Each of us has our “one day” dreams, our personal milestone achievements we hope to experience and then happily check off our “list” before we kick the proverbial bucket. Skydiving, for instance, is one of mine. Beyond this personal bucket list, do you also want to pursue a future of significance and contribution? How about a future that balances learning, leisure and adventure (how you will serve yourself), with personal, professional and community contributions and purpose (how you will serve others)? On Monday, October 1 I conducted a workshop that helped participants envision and pursue the contribution, purpose and significance parts of their future, the counterbalance to that personal bucket list.

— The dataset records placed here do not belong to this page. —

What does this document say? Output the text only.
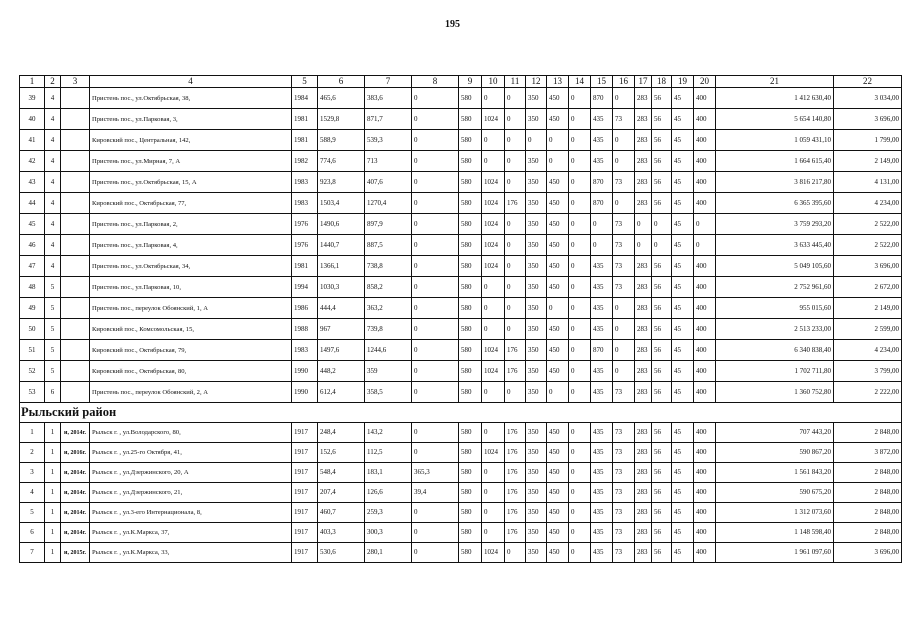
195
1	2	3	4	5	6	7	8	9	10	11	12	13	14	15	16	17	18	19	20	21	22
39	4		Пристень пос., ул.Октябрьская, 38,	1984	465,6	383,6	0	580	0	0	350	450	0	870	0	283	56	45	400	1 412 630,40	3 034,00
40	4		Пристень пос., ул.Парковая, 3,	1981	1529,8	871,7	0	580	1024	0	350	450	0	435	73	283	56	45	400	5 654 140,80	3 696,00
41	4		Кировский пос., Центральная, 142,	1981	588,9	539,3	0	580	0	0	0	0	0	435	0	283	56	45	400	1 059 431,10	1 799,00
42	4		Пристень пос., ул.Мирная, 7, А	1982	774,6	713	0	580	0	0	350	0	0	435	0	283	56	45	400	1 664 615,40	2 149,00
43	4		Пристень пос., ул.Октябрьская, 15, А	1983	923,8	407,6	0	580	1024	0	350	450	0	870	73	283	56	45	400	3 816 217,80	4 131,00
44	4		Кировский пос., Октябрьская, 77,	1983	1503,4	1270,4	0	580	1024	176	350	450	0	870	0	283	56	45	400	6 365 395,60	4 234,00
45	4		Пристень пос., ул.Парковая, 2,	1976	1490,6	897,9	0	580	1024	0	350	450	0	0	73	0	0	45	0	3 759 293,20	2 522,00
46	4		Пристень пос., ул.Парковая, 4,	1976	1440,7	887,5	0	580	1024	0	350	450	0	0	73	0	0	45	0	3 633 445,40	2 522,00
47	4		Пристень пос., ул.Октябрьская, 34,	1981	1366,1	738,8	0	580	1024	0	350	450	0	435	73	283	56	45	400	5 049 105,60	3 696,00
48	5		Пристень пос., ул.Парковая, 10,	1994	1030,3	858,2	0	580	0	0	350	450	0	435	73	283	56	45	400	2 752 961,60	2 672,00
49	5		Пристень пос., переулок Обоянский, 1, А	1986	444,4	363,2	0	580	0	0	350	0	0	435	0	283	56	45	400	955 015,60	2 149,00
50	5		Кировский пос., Комсомольская, 15,	1988	967	739,8	0	580	0	0	350	450	0	435	0	283	56	45	400	2 513 233,00	2 599,00
51	5		Кировский пос., Октябрьская, 79,	1983	1497,6	1244,6	0	580	1024	176	350	450	0	870	0	283	56	45	400	6 340 838,40	4 234,00
52	5		Кировский пос., Октябрьская, 80,	1990	448,2	359	0	580	1024	176	350	450	0	435	0	283	56	45	400	1 702 711,80	3 799,00
53	6		Пристень пос., переулок Обоянский, 2, А	1990	612,4	358,5	0	580	0	0	350	0	0	435	73	283	56	45	400	1 360 752,80	2 222,00
Рыльский район																					
1	1	и, 2014г.	Рыльск г. , ул.Володарского, 80,	1917	248,4	143,2	0	580	0	176	350	450	0	435	73	283	56	45	400	707 443,20	2 848,00
2	1	и, 2016г.	Рыльск г. , ул.25-го Октября, 41,	1917	152,6	112,5	0	580	1024	176	350	450	0	435	73	283	56	45	400	590 867,20	3 872,00
3	1	и, 2014г.	Рыльск г. , ул.Дзержинского, 20, А	1917	548,4	183,1	365,3	580	0	176	350	450	0	435	73	283	56	45	400	1 561 843,20	2 848,00
4	1	и, 2014г.	Рыльск г. , ул.Дзержинского, 21,	1917	207,4	126,6	39,4	580	0	176	350	450	0	435	73	283	56	45	400	590 675,20	2 848,00
5	1	и, 2014г.	Рыльск г. , ул.3-его Интернационала, 8,	1917	460,7	259,3	0	580	0	176	350	450	0	435	73	283	56	45	400	1 312 073,60	2 848,00
6	1	и, 2014г.	Рыльск г. , ул.К.Маркса, 37,	1917	403,3	300,3	0	580	0	176	350	450	0	435	73	283	56	45	400	1 148 598,40	2 848,00
7	1	и, 2015г.	Рыльск г. , ул.К.Маркса, 33,	1917	530,6	280,1	0	580	1024	0	350	450	0	435	73	283	56	45	400	1 961 097,60	3 696,00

One of the topics I discussed at this workshop was how the second half of life contrasts with the first half. I proposed that life can be divided roughly into four stages, with the first twenty-five years associated with broad mastery. Between ages twenty-five and fifty we tend to drive towards professional and personal achievement. Out second half, starting sometime between ages forty and fifty, gradually evolves to broader personal, professional and community possibilities. If we live to age seventy-five, we enter our final stage where health and legacy come more sharply into focus.
Here are two of my favorite quotes about the second half of life:
“We cannot live the afternoon of life according to the program of life’s morning, for what was great in the morning will be little at evening and what in the morning was true, at evening will have become a lie.” Psychiatrist Carl Jung
Describing the transition from a first half of life focused more on success to a second half committed to significance, author Bob Buford proposes:
“Success means using your knowledge and experience to satisfy yourself.
Significance means using your knowledge and experience to change the lives of others.”
How would you like to shape your second half?